“The biggest challenge about working in Haiti is the strong culture clash”
The streets of Puerto Príncipe are seething. Haiti is still trying to rebuild from the rubble left behind by the massive earthquake in 2010 and the social, political and economic situation remains complex. In this scenario, Dominion is heading a project to build a new and emblematic building, the future headquarters of the Bank of the Republic of Haiti. Project Director Ramón Caballero arrived in the country five years ago and has worked in various development programmes apart from this project, for example, the creation of a number of schools.
What took you to Haiti?
I came here for the first time at the end of 2013 as Project Director for the setting up of 10 schools in the south-eastern administrative area of Haiti. The project was a major challenge but also a great satisfaction because it had a major impact on the local community. We completed the building work on the last school about 2 years ago.
Why was it a challenge for the team?
Some of the schools are located in mountainous areas and are only accessible after a drive that lasts several hours, crossing rivers and tracks destroyed by floods… a real adventure. We hired local workers for the project, as this is one of the conditions laid down by the Government of Haiti. This meant training up the local people in tasks related to construction. The result was very positive, as we used a technology that allowed us to build the schools very quickly while complying with all the standards for earthquakes and hurricanes. At the same time, we achieved spectacular conditions of comfort, reducing the outside temperature by up to 5 degrees.
You are now managing the creation of a building for the National Bank of Haiti. What does the project consist of?
It will be the new administrative headquarters of the BRH, the National Bank of Haiti. It is an emblematic building with six floors of 2,000 square metres each and a design that allows for versatility, as it will house the internal management departments of the bank, the Board of Directors’ offices and also business premises on the ground floor. The building will also incorporate innovative features throughout, especially in terms of climatization, access control and security measures. Right from the start, the project was designed according to the earthquake regulations for the area, although this aspect has been strengthened to the point that we can now say the building is practically a bunker.
What are the biggest challenges?
More than at the technical or technological level, the main challenge on a daily basis is a cultural one. People’s attitude to time is very different, as are the ways of working. As I have already mentioned, some of the workforce must be contracted locally, which is a positive social measure because it sets out to improve peoples’ living conditions even though in many cases they do not have prior experience. We carry out training sessions on a daily basis and also strong supervision to ensure that safety measures are followed. Some workers sell their personal protective equipment, for example, boots or safety vests, so that they can eat the next day. Sometimes it is difficult to get them to understand how important these safety measures are, but their attitude is understandable because their priorities are different, so we carry out extensive supervision.
What is the work like on a day-to-day basis?
The culture clash is very strong; you cannot go out there with your European mindset because all administrative arrangements and procedures inevitably take longer. You might even need half a day to cross the city, because at certain times there is considerable traffic congestion and there are endless road closures for demonstrations, revolts or other reasons. I live in the suburbs and many of the main roads in the city are already stacked with traffic at 7 a.m., so I usually get up an hour earlier and take the opportunity to go to a gym near my office. If I didn’t do that, I would spend an hour on the road to get to work on time.

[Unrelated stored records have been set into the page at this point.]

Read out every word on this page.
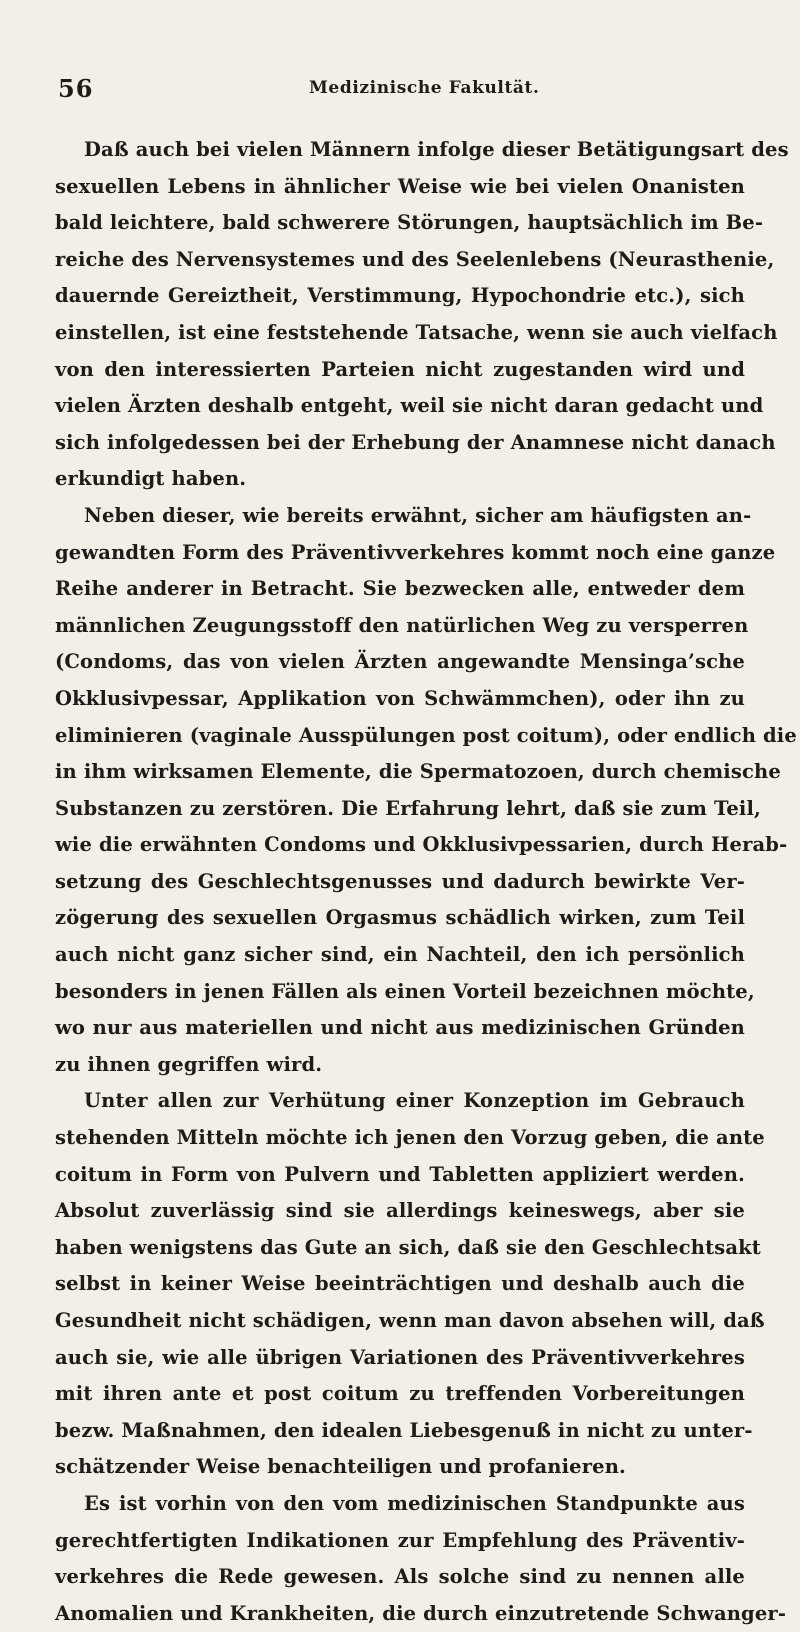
56	Medizinische Fakultät.
Daß auch bei vielen Männern infolge dieser Betätigungsart des
sexuellen Lebens in ähnlicher Weise wie bei vielen Onanisten
bald leichtere, bald schwerere Störungen, hauptsächlich im Be-
reiche des Nervensystemes und des Seelenlebens (Neurasthenie,
dauernde Gereiztheit, Verstimmung, Hypochondrie etc.), sich
einstellen, ist eine feststehende Tatsache, wenn sie auch vielfach
von den interessierten Parteien nicht zugestanden wird und
vielen Ärzten deshalb entgeht, weil sie nicht daran gedacht und
sich infolgedessen bei der Erhebung der Anamnese nicht danach
erkundigt haben.
Neben dieser, wie bereits erwähnt, sicher am häufigsten an-
gewandten Form des Präventivverkehres kommt noch eine ganze
Reihe anderer in Betracht. Sie bezwecken alle, entweder dem
männlichen Zeugungsstoff den natürlichen Weg zu versperren
(Condoms, das von vielen Ärzten angewandte Mensinga’sche
Okklusivpessar, Applikation von Schwämmchen), oder ihn zu
eliminieren (vaginale Ausspülungen post coitum), oder endlich die
in ihm wirksamen Elemente, die Spermatozoen, durch chemische
Substanzen zu zerstören. Die Erfahrung lehrt, daß sie zum Teil,
wie die erwähnten Condoms und Okklusivpessarien, durch Herab-
setzung des Geschlechtsgenusses und dadurch bewirkte Ver-
zögerung des sexuellen Orgasmus schädlich wirken, zum Teil
auch nicht ganz sicher sind, ein Nachteil, den ich persönlich
besonders in jenen Fällen als einen Vorteil bezeichnen möchte,
wo nur aus materiellen und nicht aus medizinischen Gründen
zu ihnen gegriffen wird.
Unter allen zur Verhütung einer Konzeption im Gebrauch
stehenden Mitteln möchte ich jenen den Vorzug geben, die ante
coitum in Form von Pulvern und Tabletten appliziert werden.
Absolut zuverlässig sind sie allerdings keineswegs, aber sie
haben wenigstens das Gute an sich, daß sie den Geschlechtsakt
selbst in keiner Weise beeinträchtigen und deshalb auch die
Gesundheit nicht schädigen, wenn man davon absehen will, daß
auch sie, wie alle übrigen Variationen des Präventivverkehres
mit ihren ante et post coitum zu treffenden Vorbereitungen
bezw. Maßnahmen, den idealen Liebesgenuß in nicht zu unter-
schätzender Weise benachteiligen und profanieren.
Es ist vorhin von den vom medizinischen Standpunkte aus
gerechtfertigten Indikationen zur Empfehlung des Präventiv-
verkehres die Rede gewesen. Als solche sind zu nennen alle
Anomalien und Krankheiten, die durch einzutretende Schwanger-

In Haiti the official languages are Creole and French… what is the day-to-day communication with the workers like?
Many of them only speak Creole, which is a kind of simplified French but has very simple and clever grammar. It is a quick language to pick up because it has fewer verbal forms and takes many words from other languages, so it is very much a living language. I can speak it a bit, although communications can be tricky sometimes. In our everyday work there is a continuous mix of French, English, Creole and Spanish.
What would you highlight about the Haitian culture and people?
Most people live in a very precarious situation, but despite not having any assets to the name they will give you what they have, they are very kind. Religion probably has something to do with this; it is a very religious culture. As a result of all the trials and tribulations they suffer, the people simply have to find ways to earn a living. The building work on the new administrative headquarters of the National Bank of Haiti will be completed in the last quarter of 2019. Dominion has contributed its extensive experience in project management and the application of the latest technologies to offer the highest standards of quality. The creation of this emblematic building will be a boost for the surrounding area, with a new business hub in the country’s capital city.